1. The applicant has been convicted under Section 498, I.P.C., i.e. for keeping one Mt. Jagdei, the married wife of the complainant, in his keeping as his mistress.
2. Mt. Jagdei was a widow. The complainant says that after the death of her former husband the said woman made a second marriage with him. The woman denies this fact. There is no evidence in this case that the applicant took or enticed away the woman. All that the evidence shows is that the woman herself went to live with the applicant. This being so the chief element which constitutes the offence under Section 498 is wanting.
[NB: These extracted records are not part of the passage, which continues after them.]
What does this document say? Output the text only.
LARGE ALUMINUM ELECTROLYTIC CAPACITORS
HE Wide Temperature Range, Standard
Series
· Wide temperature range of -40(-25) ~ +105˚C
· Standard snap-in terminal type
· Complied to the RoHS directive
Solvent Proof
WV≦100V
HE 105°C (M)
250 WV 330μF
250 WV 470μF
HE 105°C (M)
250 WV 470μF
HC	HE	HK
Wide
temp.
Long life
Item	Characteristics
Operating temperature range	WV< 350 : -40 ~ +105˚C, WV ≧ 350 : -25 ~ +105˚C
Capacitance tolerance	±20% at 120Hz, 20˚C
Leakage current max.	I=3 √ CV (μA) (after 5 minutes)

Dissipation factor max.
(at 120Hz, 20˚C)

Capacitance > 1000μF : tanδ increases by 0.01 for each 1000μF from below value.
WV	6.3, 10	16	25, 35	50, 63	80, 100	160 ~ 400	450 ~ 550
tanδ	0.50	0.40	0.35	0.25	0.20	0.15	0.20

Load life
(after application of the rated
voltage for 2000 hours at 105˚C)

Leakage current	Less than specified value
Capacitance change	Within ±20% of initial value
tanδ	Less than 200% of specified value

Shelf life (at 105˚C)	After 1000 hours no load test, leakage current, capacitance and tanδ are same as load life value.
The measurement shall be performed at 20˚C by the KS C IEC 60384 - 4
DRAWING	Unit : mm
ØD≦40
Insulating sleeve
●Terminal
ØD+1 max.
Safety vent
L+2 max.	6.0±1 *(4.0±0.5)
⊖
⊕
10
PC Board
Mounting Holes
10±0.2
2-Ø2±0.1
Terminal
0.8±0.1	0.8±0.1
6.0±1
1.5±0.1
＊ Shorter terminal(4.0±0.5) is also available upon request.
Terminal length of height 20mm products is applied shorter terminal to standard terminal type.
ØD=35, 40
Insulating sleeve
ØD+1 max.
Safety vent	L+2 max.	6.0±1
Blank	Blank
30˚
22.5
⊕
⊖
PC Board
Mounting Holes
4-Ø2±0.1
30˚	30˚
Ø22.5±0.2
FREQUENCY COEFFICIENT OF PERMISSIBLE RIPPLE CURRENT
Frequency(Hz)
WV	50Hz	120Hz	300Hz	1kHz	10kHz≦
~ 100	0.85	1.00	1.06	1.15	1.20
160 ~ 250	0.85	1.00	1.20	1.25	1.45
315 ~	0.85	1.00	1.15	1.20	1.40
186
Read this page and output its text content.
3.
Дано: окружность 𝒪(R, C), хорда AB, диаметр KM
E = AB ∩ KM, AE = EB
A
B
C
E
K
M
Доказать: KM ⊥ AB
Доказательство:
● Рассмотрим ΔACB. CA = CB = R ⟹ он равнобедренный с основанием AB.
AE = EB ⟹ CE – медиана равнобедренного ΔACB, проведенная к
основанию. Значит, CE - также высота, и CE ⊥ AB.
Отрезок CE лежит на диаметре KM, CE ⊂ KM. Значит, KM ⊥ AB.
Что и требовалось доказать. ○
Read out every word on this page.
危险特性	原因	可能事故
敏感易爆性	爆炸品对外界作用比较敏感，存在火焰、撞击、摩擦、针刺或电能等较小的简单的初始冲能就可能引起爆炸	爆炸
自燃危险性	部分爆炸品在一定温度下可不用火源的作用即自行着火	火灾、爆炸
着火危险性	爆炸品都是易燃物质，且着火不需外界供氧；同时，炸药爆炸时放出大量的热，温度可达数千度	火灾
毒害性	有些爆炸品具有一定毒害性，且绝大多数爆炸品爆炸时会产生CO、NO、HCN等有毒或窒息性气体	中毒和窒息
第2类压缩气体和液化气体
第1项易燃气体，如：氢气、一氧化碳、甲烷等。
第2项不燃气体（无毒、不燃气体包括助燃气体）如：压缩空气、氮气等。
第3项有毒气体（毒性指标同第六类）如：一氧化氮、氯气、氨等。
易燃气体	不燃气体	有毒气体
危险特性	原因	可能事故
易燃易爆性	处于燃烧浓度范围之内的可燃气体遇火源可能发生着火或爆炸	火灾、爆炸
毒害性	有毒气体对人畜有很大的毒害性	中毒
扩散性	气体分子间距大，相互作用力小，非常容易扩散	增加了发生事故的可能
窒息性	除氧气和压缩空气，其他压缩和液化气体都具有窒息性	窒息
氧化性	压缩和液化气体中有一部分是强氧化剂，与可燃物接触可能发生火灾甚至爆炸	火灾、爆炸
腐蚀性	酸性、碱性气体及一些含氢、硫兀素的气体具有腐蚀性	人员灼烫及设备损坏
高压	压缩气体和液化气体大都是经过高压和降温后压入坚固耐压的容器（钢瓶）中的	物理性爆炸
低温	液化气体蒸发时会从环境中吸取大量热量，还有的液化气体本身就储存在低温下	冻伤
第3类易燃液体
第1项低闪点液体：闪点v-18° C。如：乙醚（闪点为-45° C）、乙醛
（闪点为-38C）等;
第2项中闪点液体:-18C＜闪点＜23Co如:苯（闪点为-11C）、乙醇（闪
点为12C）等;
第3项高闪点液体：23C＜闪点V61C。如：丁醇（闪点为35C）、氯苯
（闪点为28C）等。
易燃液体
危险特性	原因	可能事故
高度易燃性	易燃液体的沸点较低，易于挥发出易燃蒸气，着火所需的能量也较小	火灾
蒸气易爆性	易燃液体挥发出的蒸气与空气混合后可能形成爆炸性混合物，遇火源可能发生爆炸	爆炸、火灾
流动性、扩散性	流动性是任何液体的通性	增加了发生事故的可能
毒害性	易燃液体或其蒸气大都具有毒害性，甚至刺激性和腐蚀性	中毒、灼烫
Again my attention has not been directed to any evidence which could prove that the applicant is keeping the woman in his house for the purpose of an illicit intercourse with her. The woman is not willing to go with the complainant and all that the evidence on the record shows is that the appellant also helped the woman in her not being taken away by force by the complainant. In this way the utmost that can be said against the applicant is that he is in a way detaining the woman. It has, however, been held in the ruling reported in the case of Lachman Chamar v. Emperor (1920) 18 A.L.J. 311, that there can be no detention where the woman is living with a man of her own free will and refused to go back with her husband. The evidence on the record does not in my opinion prove the offence under Section 498, I.P.C., with which the accused has been charged and the conviction of the accused does not appear to be proper. Let the record be sent to the learned Magistrate for an explanation as to why the case should not be referred to the Hon'ble High Court with a recommendation that the conviction and the sentence passed on the applicant be set aside.
3. I am inclined to agree with the Sessions Judge. It does not much matter because the sentence has been served, but I formally accept the reference and set aside the conviction.